If Walker wins, he could help salvage Trump’s status as a kingmaker, which took a hit this fall. The ex-president’s chosen candidates in winnable Senate races — including Don Bolduc in New Hampshire, Mehmet Oz in Pennsylvania, Adam Laxalt in Nevada, and Blake Masters in Arizona — came up short in the midterms (though J. D. Vance prevailed in Ohio). A win for Walker, who became friends with Trump through the United States Football League and then The Apprentice, would be a rare success, but associating with the man who inspired him to run might complicate his need to attract moderates. Trump kicked off his 2024 campaign after the midterms by hobnobbing with proud antisemites Kanye West and Nick Fuentes.

So far, these distasteful dalliances seem to be about as costly for Trump among Republican voters as the last time he vied for the GOP nomination. According to a recent Emerson College poll, primary voters would support Trump by a margin of 55-25 over Florida governor Ron DeSantis, who had a much stronger midterm showing than his Republican peers and is the favorite of the Establishment. Trump’s continued success paired with Walker’s — he is still neck and neck with Warnock, just as he was before November 8 — suggests a durable shift in standards among GOP voters. Walker, like Trump, is a walking scandal, even if he lacks the ex-president’s knack for bending bad press to his advantage. Before the general election, he was dogged by accusations of habitual dishonesty, a history of violence against women, and secretly paying women to get abortions despite his anti-abortion platform. Since then, he has been accused of lying about paying for another ex-girlfriend’s abortion, claiming a home in Texas as his primary residence, and angrily swinging his fists at a former girlfriend after she caught him cheating on her with another woman. These demerits help explain why he ran several points behind Kemp in November. But so far they have not proved to be deal-breakers: The support he received was enough to deny Warnock the 50 percent of votes needed to avoid the December runoff.

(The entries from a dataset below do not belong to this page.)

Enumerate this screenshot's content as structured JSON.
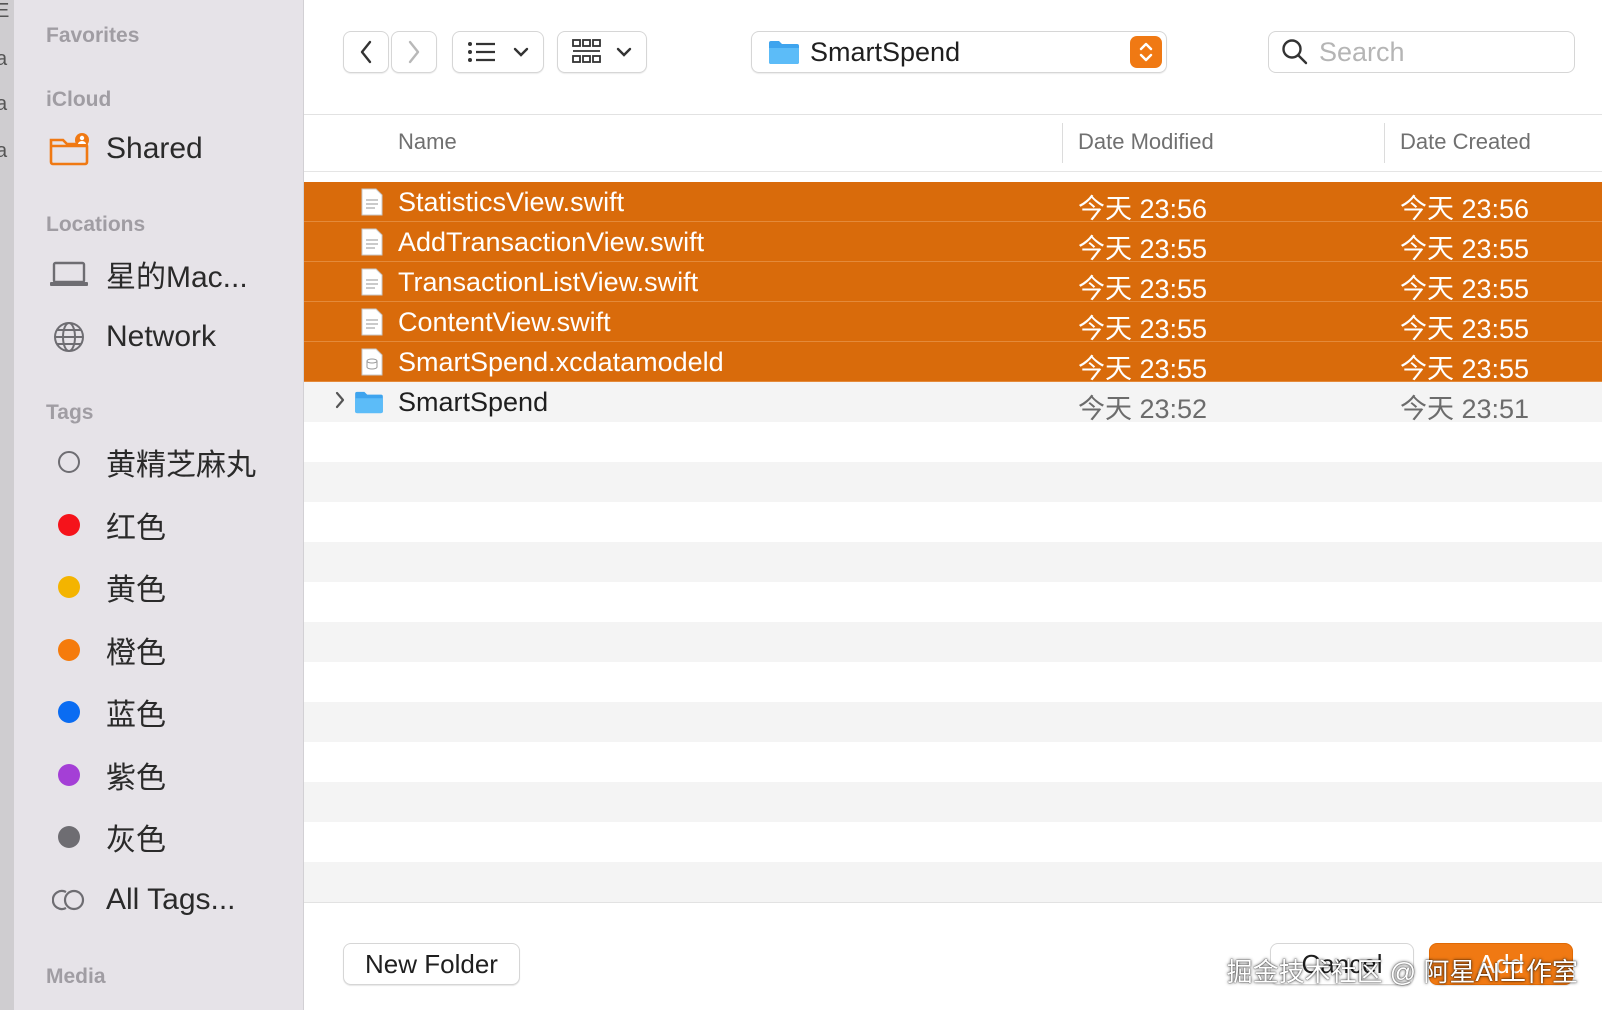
{
  "sidebar": {
    "sections": {
      "favorites": "Favorites",
      "icloud": "iCloud",
      "locations": "Locations",
      "tags": "Tags",
      "media": "Media"
    },
    "icloud_items": [
      {
        "label": "Shared",
        "icon": "shared-folder-icon"
      }
    ],
    "location_items": [
      {
        "label": "星的Mac...",
        "icon": "laptop-icon"
      },
      {
        "label": "Network",
        "icon": "globe-icon"
      }
    ],
    "tag_items": [
      {
        "label": "黄精芝麻丸",
        "color": "none"
      },
      {
        "label": "红色",
        "color": "#f5131b"
      },
      {
        "label": "黄色",
        "color": "#f4b400"
      },
      {
        "label": "橙色",
        "color": "#f57b0c"
      },
      {
        "label": "蓝色",
        "color": "#0a6cf2"
      },
      {
        "label": "紫色",
        "color": "#a43fd6"
      },
      {
        "label": "灰色",
        "color": "#6e6d72"
      },
      {
        "label": "All Tags...",
        "color": "all"
      }
    ]
  },
  "toolbar": {
    "current_folder": "SmartSpend",
    "search_placeholder": "Search"
  },
  "columns": {
    "name": "Name",
    "date_modified": "Date Modified",
    "date_created": "Date Created"
  },
  "files": [
    {
      "name": "StatisticsView.swift",
      "modified": "今天 23:56",
      "created": "今天 23:56",
      "selected": true,
      "type": "file"
    },
    {
      "name": "AddTransactionView.swift",
      "modified": "今天 23:55",
      "created": "今天 23:55",
      "selected": true,
      "type": "file"
    },
    {
      "name": "TransactionListView.swift",
      "modified": "今天 23:55",
      "created": "今天 23:55",
      "selected": true,
      "type": "file"
    },
    {
      "name": "ContentView.swift",
      "modified": "今天 23:55",
      "created": "今天 23:55",
      "selected": true,
      "type": "file"
    },
    {
      "name": "SmartSpend.xcdatamodeld",
      "modified": "今天 23:55",
      "created": "今天 23:55",
      "selected": true,
      "type": "datamodel"
    },
    {
      "name": "SmartSpend",
      "modified": "今天 23:52",
      "created": "今天 23:51",
      "selected": false,
      "type": "folder"
    }
  ],
  "buttons": {
    "new_folder": "New Folder",
    "cancel": "Cancel",
    "add": "Add"
  },
  "watermark": "掘金技术社区 @ 阿星AI工作室",
  "colors": {
    "accent": "#f07913",
    "selection": "#d96b0b"
  }
}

Walker is one of the GOP’s obvious weak links, but he is not alone. The Republicans managed the worst midterm performance by an opposition in 20 years by fielding an especially odious set of platforms and candidates. Oz gleefully ridiculed his opponent, John Fetterman, for having had a stroke — and lost badly, performing worse than Trump did in 2020. Blake Masters treated voters to a quietly bone-chilling video of himself firing a silenced Walther PPK in the desert outside Tucson and lost as well. Republican candidates maintained their hard line on abortions amid news that 10-year-olds were seeking the procedures across state lines. Walker insisted on no exceptions for rape or incest shortly before his own hypocrisy came to light.

Then, immediately after queer and trans people were massacred in Colorado, he leaned into the same caustic message. The GOP’s midterm flop was a chance for a postmortem with Walker in a unique position to capitalize as the party’s only candidate to be given a redo. Instead, he has proved allergic to adaptation, sticking to the same tired talking points that already failed to secure him one of his party’s most winnable Senate seats last month. Walker is not just an especially garish example of Republicans’ contempt for most of the electorate but proof they can’t seem to jump their own waterlogged ship.